The Invisible Witness is a 2018 Italian thriller directed by Stefano Mordini, and a remake of Oriol Paolo’s 2016 Spanish thriller The Invisible Guest. The original film has been remade six times to date: in Italy, South Korea, China, and three times in India. That strongly suggests a winning commercial model for Paolo and Lara Sendim’s original screenplay. I have not seen the original film; a quick survey of reviews of Mordini’s Italian version suggests it is close to a shot-for-shot duplication.

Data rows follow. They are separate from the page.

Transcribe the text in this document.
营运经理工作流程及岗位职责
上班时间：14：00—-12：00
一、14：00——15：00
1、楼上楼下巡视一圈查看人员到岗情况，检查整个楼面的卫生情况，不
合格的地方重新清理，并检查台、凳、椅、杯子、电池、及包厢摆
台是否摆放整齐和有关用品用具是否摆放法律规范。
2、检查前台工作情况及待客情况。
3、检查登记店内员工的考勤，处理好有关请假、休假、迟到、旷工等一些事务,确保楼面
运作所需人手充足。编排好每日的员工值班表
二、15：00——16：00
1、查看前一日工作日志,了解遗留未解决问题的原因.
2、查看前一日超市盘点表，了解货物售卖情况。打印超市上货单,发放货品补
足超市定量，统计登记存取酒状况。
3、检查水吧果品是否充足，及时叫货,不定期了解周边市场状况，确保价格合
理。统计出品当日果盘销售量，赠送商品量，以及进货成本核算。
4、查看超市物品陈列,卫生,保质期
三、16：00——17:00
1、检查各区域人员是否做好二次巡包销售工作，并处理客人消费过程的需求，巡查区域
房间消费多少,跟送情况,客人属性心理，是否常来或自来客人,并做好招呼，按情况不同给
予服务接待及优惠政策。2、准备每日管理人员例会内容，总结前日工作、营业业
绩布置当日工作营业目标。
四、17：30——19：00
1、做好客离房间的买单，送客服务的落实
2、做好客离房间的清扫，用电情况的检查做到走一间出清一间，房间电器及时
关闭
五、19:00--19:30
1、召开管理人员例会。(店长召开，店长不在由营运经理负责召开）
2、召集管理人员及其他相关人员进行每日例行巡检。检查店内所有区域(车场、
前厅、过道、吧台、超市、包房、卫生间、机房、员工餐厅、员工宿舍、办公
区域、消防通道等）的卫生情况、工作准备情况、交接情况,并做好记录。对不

The film adopts a framing narrative of Doria being interviewed by expert Virginia Ferrara, and his testimony being played out via a series of flashbacks. His affair with the photographer Laura Vitale is played out, as well as a terrible accident on an isolated country road that leads both to conceal a man’s death. It soon becomes apparent that Doria is a classic ‘unreliable narrator’; he is hiding the full truth from Ferrera, and it is only her relentless interrogation that begins to slow pick his story about and replace it with the truth. The process develops into a series of twists, re-visiting events over and over and revealing further complexity and constant surprises.

It is possible, as The Invisible Witness (and presumably its six sister films too) demonstrates, to have too many surprises. The constant twists and swerves of the narrative eventually come so thick and fast that it genuinely becomes difficult to remember which flashback was true, partially true, or entirely false. It is a maddening patchwork of tense conversations, menacing moments, and shock revelations. While most of them work in isolation, they accumulate into a particularly exhausting whole. Matters are not helped by the film’s most shocking revelation being so easy to recognise and so early that much of the 102-minute runtime may be spent waiting for the movie to catch up to its audience.

Mercifully the film is atmospherically shot and reasonably well paced, and the performances by-and-large ring true and entertain. Riccardo Scamarcio is remarkably stoic at the film’s centre, although the difficulty in reading his emotions does help with the uncertainty over his story. Miriam Leone is more vibrant and arresting as Laura, and she does an excellent job playing a constantly shifting and unreliable character. We never encounter Laura for real. She is only ever witnessed as part of Doria’s flashbacks, and as we know from the outset that he may be lying. It is a particularly challenging role as a result; Leone does incredibly well. Also particularly strong is Fabrizio Bentivoglio as Tommaso Garri, a man with a particular connection to Doria’s case.

There is so much talent spent on this film, but the end result disappoints because it simply offers too much to the viewer and at too frantic a pace. It is all sturm und drang, giving high emotions and ratcheted tension without clarity, patience, or logic. It offers gaudy thrills in the moment, but as soon as the credits roll the viewer’s lingering questions will blow the house of cards to pieces.